In regards to the observation that the two largest platinum
nanoparticles (6–8 nm oval, and 16–18 nm floral) actually increase
bacterial cell growth, the explanation could originate in the findings
of other works which have shown that platinum nanoparticles have
demonstrated significant antioxidative capacity.
However, it must be noted that in order for these antioxidative
properties to be exploited, the platinum nanoparticles must first enter
the cells, so perhaps there is another explanation for this observation
of increased bacterial cell growth.
Most studies so far have been size based using an in vivo mouse
model. In one study, researchers compared the effects of sun 1 nm and
15 nm platinum nanoparticles on mice.
The 15 mg/kg dose of sub 1 nm platinum nanoparticles were found to
cause liver damage while the larger particles had no effect. A similar
study using a singular injection as an exposure source of platinum
nanoparticles into the mouse model found necrosis of tubular epithelial
cells for particles under 1 nm, but no effect with those particles of
8 nm.
These in vivo studies show a trend that the toxicity of the platinum
nanoparticles is size dependent, most likely due to the ability of the
nanoparticle to get into a high impactful region within the body. A
complete study analyzing the effect of varying sized platinum
nanoparticles used both in vivo and in vitro models is used to gain a
better understanding what impact these nanoparticles could have.
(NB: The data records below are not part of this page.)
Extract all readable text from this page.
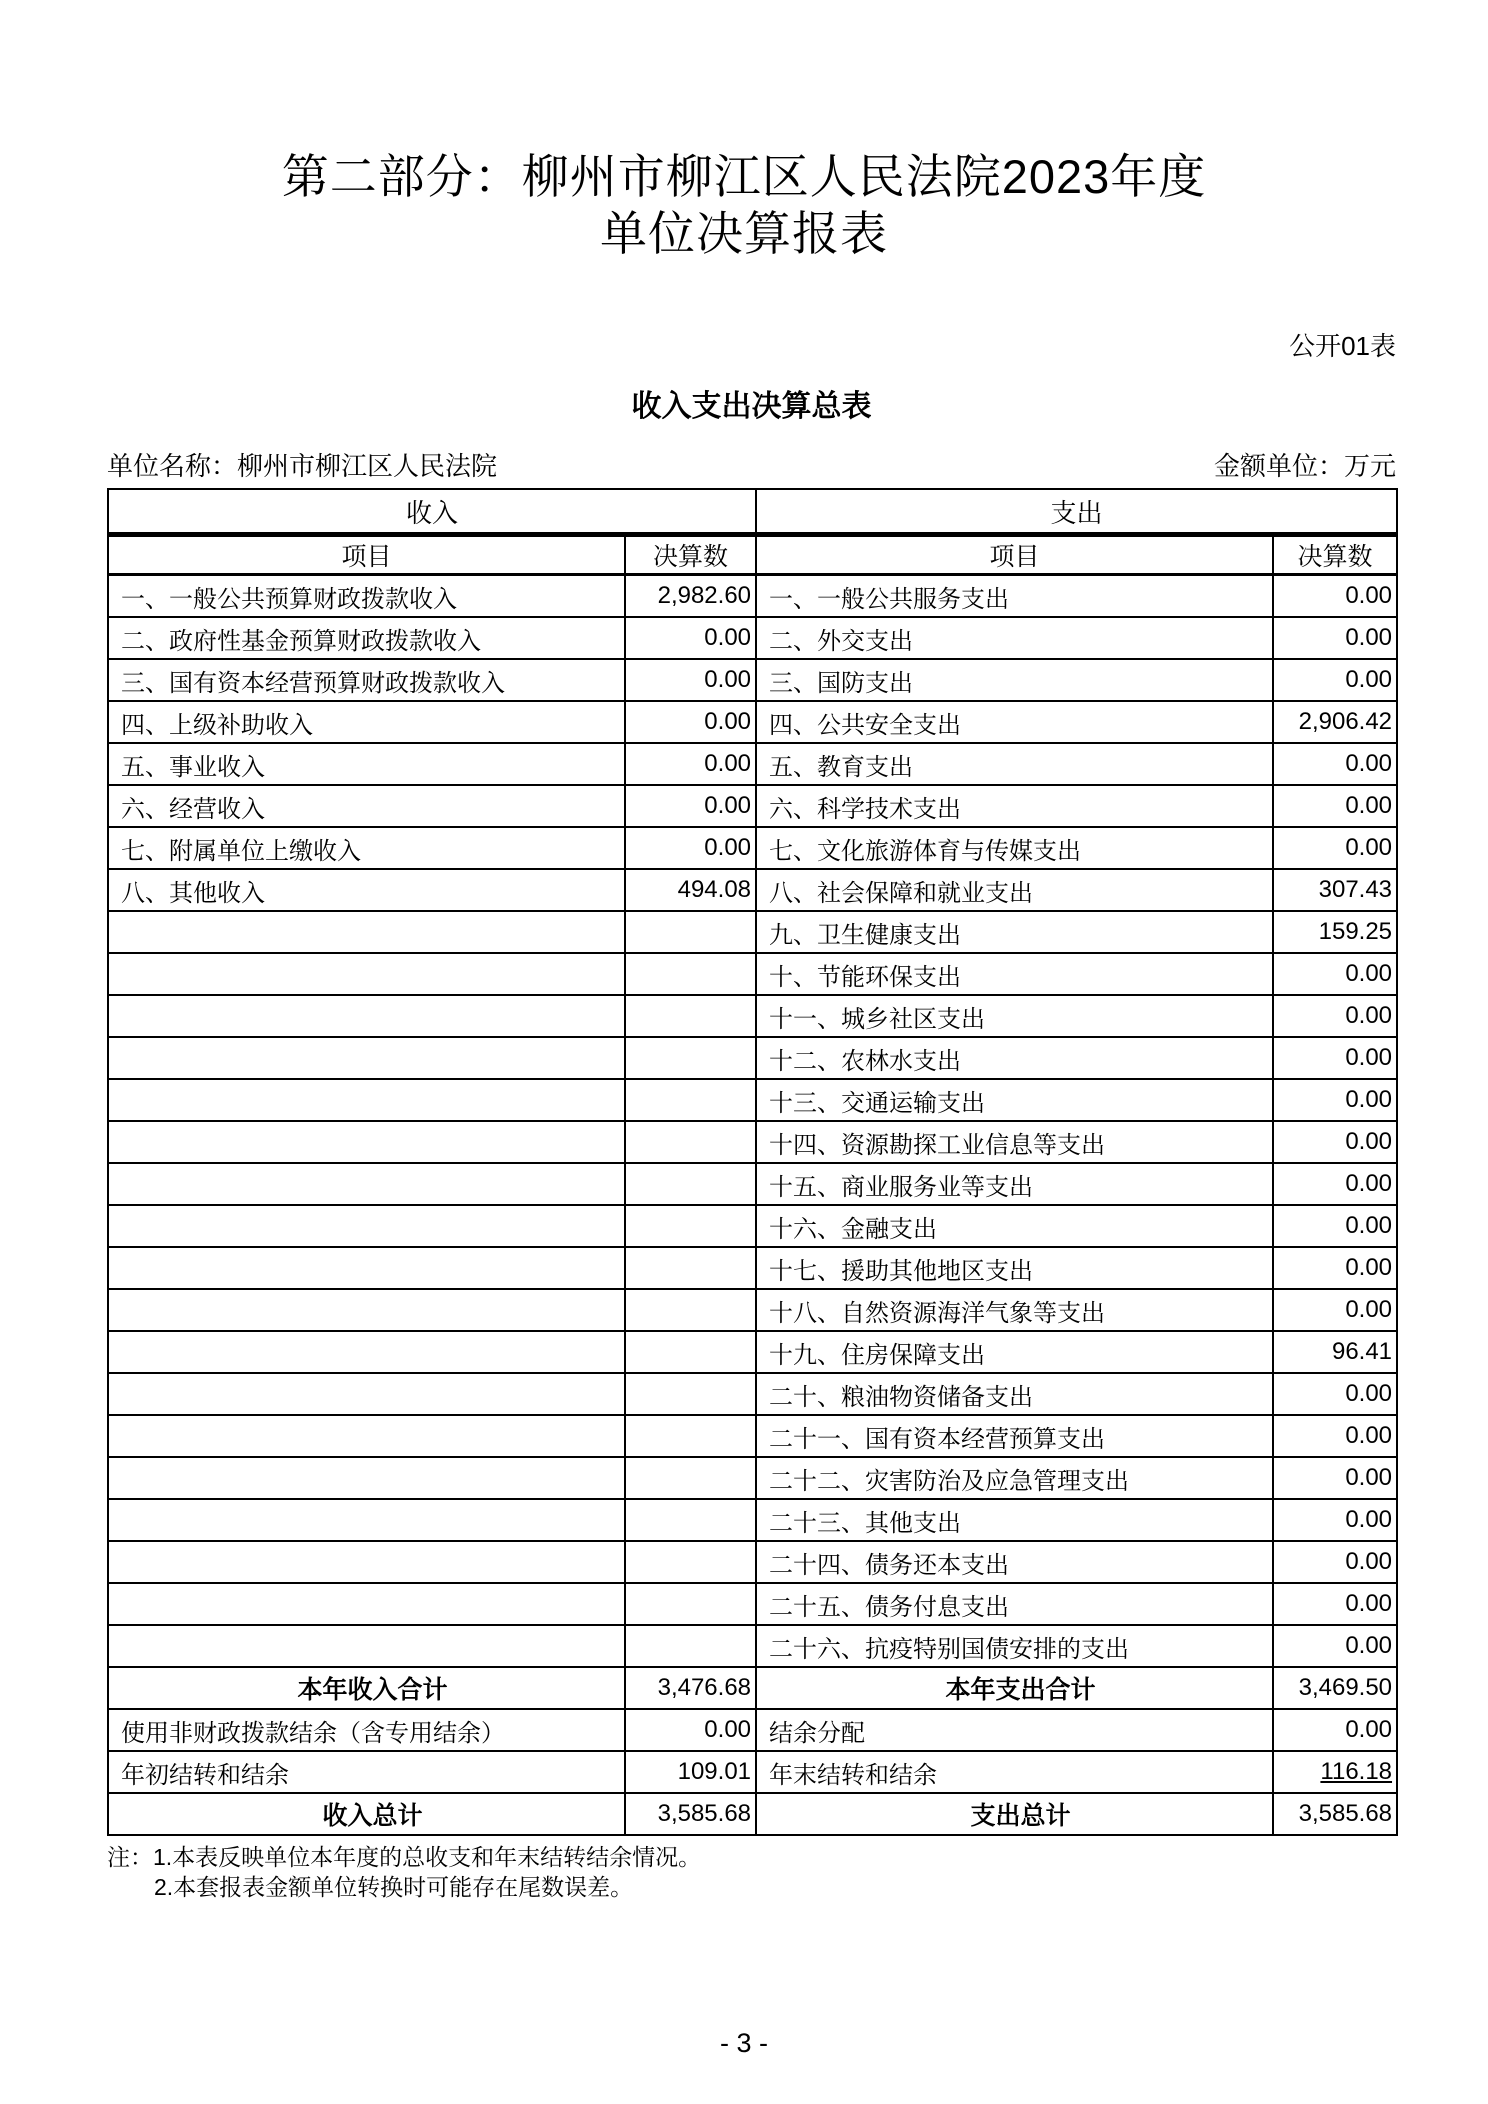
第二部分：柳州市柳江区人民法院2023年度
单位决算报表
公开01表
收入支出决算总表
单位名称：柳州市柳江区人民法院	金额单位：万元
收入		支出	
项目	决算数	项目	决算数
一、一般公共预算财政拨款收入	2,982.60	一、一般公共服务支出	0.00
二、政府性基金预算财政拨款收入	0.00	二、外交支出	0.00
三、国有资本经营预算财政拨款收入	0.00	三、国防支出	0.00
四、上级补助收入	0.00	四、公共安全支出	2,906.42
五、事业收入	0.00	五、教育支出	0.00
六、经营收入	0.00	六、科学技术支出	0.00
七、附属单位上缴收入	0.00	七、文化旅游体育与传媒支出	0.00
八、其他收入	494.08	八、社会保障和就业支出	307.43
		九、卫生健康支出	159.25
		十、节能环保支出	0.00
		十一、城乡社区支出	0.00
		十二、农林水支出	0.00
		十三、交通运输支出	0.00
		十四、资源勘探工业信息等支出	0.00
		十五、商业服务业等支出	0.00
		十六、金融支出	0.00
		十七、援助其他地区支出	0.00
		十八、自然资源海洋气象等支出	0.00
		十九、住房保障支出	96.41
		二十、粮油物资储备支出	0.00
		二十一、国有资本经营预算支出	0.00
		二十二、灾害防治及应急管理支出	0.00
		二十三、其他支出	0.00
		二十四、债务还本支出	0.00
		二十五、债务付息支出	0.00
		二十六、抗疫特别国债安排的支出	0.00
本年收入合计	3,476.68	本年支出合计	3,469.50
使用非财政拨款结余（含专用结余）	0.00	结余分配	0.00
年初结转和结余	109.01	年末结转和结余	116.18
收入总计	3,585.68	支出总计	3,585.68
注：1.本表反映单位本年度的总收支和年末结转结余情况。
2.本套报表金额单位转换时可能存在尾数误差。
- 3 -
Using mice as a model, they found retention of the platinum
nanoparticles by the respiratory tract of the mouse. This was
accompanied by a minor to mild inflammation of the surrounding lung
tissue. However, their in vitro tests using human and lung epithelial cells found no cytotoxic or oxidative stress effects caused by the platinum nanoparticles despite clear evidence of cellular uptake.